Mais revenons à la bourse. Historiquement, le dernier vrai «bearish market» remonte au krach du 9 octobre 1987. L’indice américain Dow Jones s’effondre ce jour là subitement de 30%. La veille encore, les marchés sont en pleine euphorie. Le 25 août, le Dow Jones pulvérise son record. Et tout le monde est persuadé que l’indice va continuer son ascension. Un trader déclare dans l’édition du Wall Street Journal du 26 août 1987: «Sur un marché comme celui-ci, il ne peut y avoir que de bonnes nouvelles. Il va de soi que le marché va encore grimper.»

Deux mois plus tard, les golden boys ruinés se jettent du haut des buildings. Pour profiter au maximum de la hausse des marchés, il est courant d’emprunter de l’argent contre la valeur de ses actions pour acquérir des titres supplémentaires. Evidemment, ce n’est une bonne idée que lorsque les cours montent. Si les marchés chutent, les pertes sont démultipliées. Le créancier exige de nouvelles garanties. Le débiteur est forcé de vendre ses actions. Et les cours plongent encore davantage. C’est le cercle vicieux.

Le marché boursier est éminemment cyclique. Il finit toujours par faire succéder un «bullish market» à un «bearish market». A moins que ce ne soit le contraire. Entre 1995 et 1998, l’indice Dow Jones a doublé, passant de 4000 à 8000 points. Cela signifie que pour 1000 francs investis en 1994 dans les sociétés qui composent le Dow Jones, on détient le double à peine quatre ans plus tard.

Les Bulls et les Bears, ce sont aussi des emblèmes, des signes de reconnaisance entre golden boys. Il est du meilleur goût de porter ces animaux en boutons de manchettes. Le modèle se décline en or 14 ou 18 carats chez The Banker’s Collection .

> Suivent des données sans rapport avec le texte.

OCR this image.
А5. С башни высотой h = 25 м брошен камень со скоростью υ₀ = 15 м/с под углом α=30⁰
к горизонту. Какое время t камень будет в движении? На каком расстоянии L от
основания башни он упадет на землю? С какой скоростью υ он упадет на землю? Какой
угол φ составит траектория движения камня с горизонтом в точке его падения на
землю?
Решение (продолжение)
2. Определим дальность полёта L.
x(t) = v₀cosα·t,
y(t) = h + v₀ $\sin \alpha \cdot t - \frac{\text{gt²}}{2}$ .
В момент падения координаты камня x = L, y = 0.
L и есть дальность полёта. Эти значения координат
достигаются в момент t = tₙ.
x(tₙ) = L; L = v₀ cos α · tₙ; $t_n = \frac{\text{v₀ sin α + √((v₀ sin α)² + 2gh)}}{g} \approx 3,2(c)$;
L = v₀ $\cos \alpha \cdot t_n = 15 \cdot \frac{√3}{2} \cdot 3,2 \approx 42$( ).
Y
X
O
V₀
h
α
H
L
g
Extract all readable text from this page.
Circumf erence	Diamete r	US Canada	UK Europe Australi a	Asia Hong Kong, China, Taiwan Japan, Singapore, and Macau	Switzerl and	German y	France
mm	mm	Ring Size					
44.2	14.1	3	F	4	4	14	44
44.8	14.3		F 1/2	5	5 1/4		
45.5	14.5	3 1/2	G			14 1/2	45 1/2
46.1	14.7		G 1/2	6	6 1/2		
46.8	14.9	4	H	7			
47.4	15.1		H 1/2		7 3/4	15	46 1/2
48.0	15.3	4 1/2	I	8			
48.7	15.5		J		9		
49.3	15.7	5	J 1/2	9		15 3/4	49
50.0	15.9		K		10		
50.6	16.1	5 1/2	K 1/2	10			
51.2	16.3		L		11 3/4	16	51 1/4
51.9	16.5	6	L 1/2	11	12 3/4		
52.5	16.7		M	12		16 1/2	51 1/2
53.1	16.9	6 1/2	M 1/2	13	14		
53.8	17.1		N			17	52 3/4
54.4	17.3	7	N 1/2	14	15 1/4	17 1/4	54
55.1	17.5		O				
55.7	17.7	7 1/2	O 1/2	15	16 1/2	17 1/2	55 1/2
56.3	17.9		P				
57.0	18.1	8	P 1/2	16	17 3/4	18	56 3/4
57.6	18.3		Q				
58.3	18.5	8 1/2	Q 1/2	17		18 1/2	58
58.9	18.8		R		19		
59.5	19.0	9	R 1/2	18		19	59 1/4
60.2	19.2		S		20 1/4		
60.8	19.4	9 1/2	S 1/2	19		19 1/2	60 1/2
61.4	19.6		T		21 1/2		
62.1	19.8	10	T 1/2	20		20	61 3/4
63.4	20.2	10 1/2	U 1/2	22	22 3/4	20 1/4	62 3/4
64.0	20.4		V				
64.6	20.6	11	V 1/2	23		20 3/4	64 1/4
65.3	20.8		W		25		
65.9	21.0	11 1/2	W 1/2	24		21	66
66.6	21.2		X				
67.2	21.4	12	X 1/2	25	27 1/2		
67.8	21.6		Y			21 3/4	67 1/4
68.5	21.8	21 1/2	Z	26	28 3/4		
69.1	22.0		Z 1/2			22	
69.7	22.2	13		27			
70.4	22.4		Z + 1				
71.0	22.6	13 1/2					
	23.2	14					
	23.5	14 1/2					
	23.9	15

Sur Internet, on trouve l’ours et le taureau en presse-papiers, sur des montres, des coussins, des T-shirts. Une société vend cigares et alcools sous la marque «Bull and Bear». Et pour les plus mordus, un artiste américain nommé James Joseph Marsico réalise carrément des sculptures de bronze à l’effigie des deux animaux.